Haplotype network (TCS algorithm) based on mtDNA control region sequences for captive and wild populations of marbled teal (M. angustirostris). Circle size is proportional to the number of samples with each haplotype (see Table S1), and mutational steps are marked with hashes. ^aAll zoos from continental Europe present the same haplotype (haplotype I) and were grouped under the code cZOOS; ^bContemporary samples from Spain (wGUAD: 2005–2020; wVALE: 1991–2020); ^cHistorical samples from Spain predating the massive release of captive‐bred birds under reinforcement programs (wGUAD: 1967–1978; wCAST: 1970). All other population codes as described in Table 1.

FIGURE 3

Heatmap showing co‐ancestry (above the diagonal) and relatedness (below the diagonal) values between each pair of genotyped individuals of marbled teal (M. angustirostris). Simple co‐ancestry was estimated with fineradstructure. Relatedness was calculated using the kinship coefficient (φ _ij) developed by Manichaikul et al. (2010), which ranges from 0 (or negative values) for unrelated individuals to 0.5 for individual‐self. All relatedness values hidden by the inset picture are φ _ij  ≤ 0 (i.e., light yellow). Picture of marbled teal by Francis C. Franklin (licensed under CC BY‐SA 2.0).
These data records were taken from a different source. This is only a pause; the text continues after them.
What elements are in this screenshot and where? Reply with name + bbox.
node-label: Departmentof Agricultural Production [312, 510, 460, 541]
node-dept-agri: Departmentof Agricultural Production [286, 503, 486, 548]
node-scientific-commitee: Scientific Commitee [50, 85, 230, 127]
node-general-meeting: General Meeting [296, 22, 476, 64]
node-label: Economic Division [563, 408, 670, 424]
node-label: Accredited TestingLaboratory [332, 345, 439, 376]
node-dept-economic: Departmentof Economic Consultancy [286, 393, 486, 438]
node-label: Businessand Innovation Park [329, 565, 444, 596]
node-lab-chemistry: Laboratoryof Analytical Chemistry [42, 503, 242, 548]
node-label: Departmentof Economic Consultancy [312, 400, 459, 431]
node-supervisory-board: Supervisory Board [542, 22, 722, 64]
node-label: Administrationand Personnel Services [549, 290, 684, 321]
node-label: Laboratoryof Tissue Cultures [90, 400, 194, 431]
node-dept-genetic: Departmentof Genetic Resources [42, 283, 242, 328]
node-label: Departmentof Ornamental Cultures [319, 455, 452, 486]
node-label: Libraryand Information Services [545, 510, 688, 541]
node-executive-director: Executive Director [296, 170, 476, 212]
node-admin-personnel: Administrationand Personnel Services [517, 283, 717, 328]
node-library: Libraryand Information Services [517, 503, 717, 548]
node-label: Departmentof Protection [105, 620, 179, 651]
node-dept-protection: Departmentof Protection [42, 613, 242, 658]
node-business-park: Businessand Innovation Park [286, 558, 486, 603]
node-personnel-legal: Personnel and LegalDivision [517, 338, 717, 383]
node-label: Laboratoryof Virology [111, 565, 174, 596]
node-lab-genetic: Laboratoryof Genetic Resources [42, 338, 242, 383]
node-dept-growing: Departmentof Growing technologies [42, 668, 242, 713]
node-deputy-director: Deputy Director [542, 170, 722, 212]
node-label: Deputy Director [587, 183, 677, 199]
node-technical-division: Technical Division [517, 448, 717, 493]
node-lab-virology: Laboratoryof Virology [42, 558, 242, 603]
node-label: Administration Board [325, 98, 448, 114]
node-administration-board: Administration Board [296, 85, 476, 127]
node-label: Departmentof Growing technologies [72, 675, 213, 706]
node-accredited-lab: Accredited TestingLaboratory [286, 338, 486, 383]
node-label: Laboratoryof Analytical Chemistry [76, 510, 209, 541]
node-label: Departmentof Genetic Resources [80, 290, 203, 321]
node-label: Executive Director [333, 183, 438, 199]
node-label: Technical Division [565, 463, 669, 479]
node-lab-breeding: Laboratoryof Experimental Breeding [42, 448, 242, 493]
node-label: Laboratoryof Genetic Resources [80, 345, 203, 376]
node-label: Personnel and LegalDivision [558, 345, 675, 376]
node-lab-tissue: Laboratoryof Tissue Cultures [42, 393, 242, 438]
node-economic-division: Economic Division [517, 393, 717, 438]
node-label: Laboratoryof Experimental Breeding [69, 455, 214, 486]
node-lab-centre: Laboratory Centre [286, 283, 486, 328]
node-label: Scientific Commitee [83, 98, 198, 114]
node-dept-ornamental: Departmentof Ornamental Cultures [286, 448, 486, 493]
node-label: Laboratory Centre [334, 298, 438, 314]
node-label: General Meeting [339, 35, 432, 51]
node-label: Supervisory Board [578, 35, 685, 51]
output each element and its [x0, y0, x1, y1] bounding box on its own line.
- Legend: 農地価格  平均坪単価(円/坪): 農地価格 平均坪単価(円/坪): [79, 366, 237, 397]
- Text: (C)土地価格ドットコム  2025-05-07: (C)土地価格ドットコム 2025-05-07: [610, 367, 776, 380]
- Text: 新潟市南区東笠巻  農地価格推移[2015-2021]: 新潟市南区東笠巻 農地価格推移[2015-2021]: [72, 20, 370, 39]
Population codes as described in Table 1.

FIGURE 4

Genetic diversity (a, b) and structure (c) for captive and wild populations of marbled teal (M. angustirostris). (a) Violin plots show estimates of heterozygosity (H _O) for each individual (small coloured dots) and mean and confidence intervals (black dots and vertical bars, respectively) for each population (n ≥ 4). (b) Heterozygosity (H _O) for each individual, with black dots and white triangles indicating estimates below and above the minimum value (black square) observed across all samples from Iraq, respectively. (c) Genetic assignments based on the program structure for K = 6. Each individual is represented by a vertical bar partitioned into K coloured segments showing the individual's probability (q) of belonging to the cluster with that colour. Symbols on top of the structure bar plot indicate the haplotype of each individual based on mtDNA control region sequences (legend on the right); note this information is missing for one individual from cSALE. Analyses are based on a dataset only including unrelated individuals (φ _ij  ≤ 0; see Figure 3). Vertical black lines separate different populations. Population codes as described in Table 1.

FIGURE 5

PCAs of genetic variation for captive and wild populations of marbled teal (M. angustirostris). Analyses are based on datasets only including unrelated individuals (φ _ij  ≤ 0; see Figure 3) and were run for all populations (a) and separately for wild populations (b). Colours indicate the main genetic cluster to which each individual was assigned according to structure analyses for K = 6 (see Figure 4c). Population codes as described in Table 1.

FIGURE 6

Demographic history of wild and captive populations of marbled teal (M. angustirostris) inferred using stairway plot. Analyses were performed for wild populations from Spain (a) and Iraq (b), captive populations from Spain involved in reinforcement programs (c), and European zoos (d). Panels show median (solid lines) and 2.5 and 97.5 percentiles (shaded areas) of effective population size (N _e) through time, estimated assuming a mutation rate per site per generation of 4.83 × 10⁻⁹ and 4‐year generation time for the species (both axes in a logarithmic scale). The number of unlinked SNPs used to calculate the SFS in each analysis is indicated in parentheses. Vertical dashed lines indicate the last glacial maximum (LGM, ~ 21 ka BP).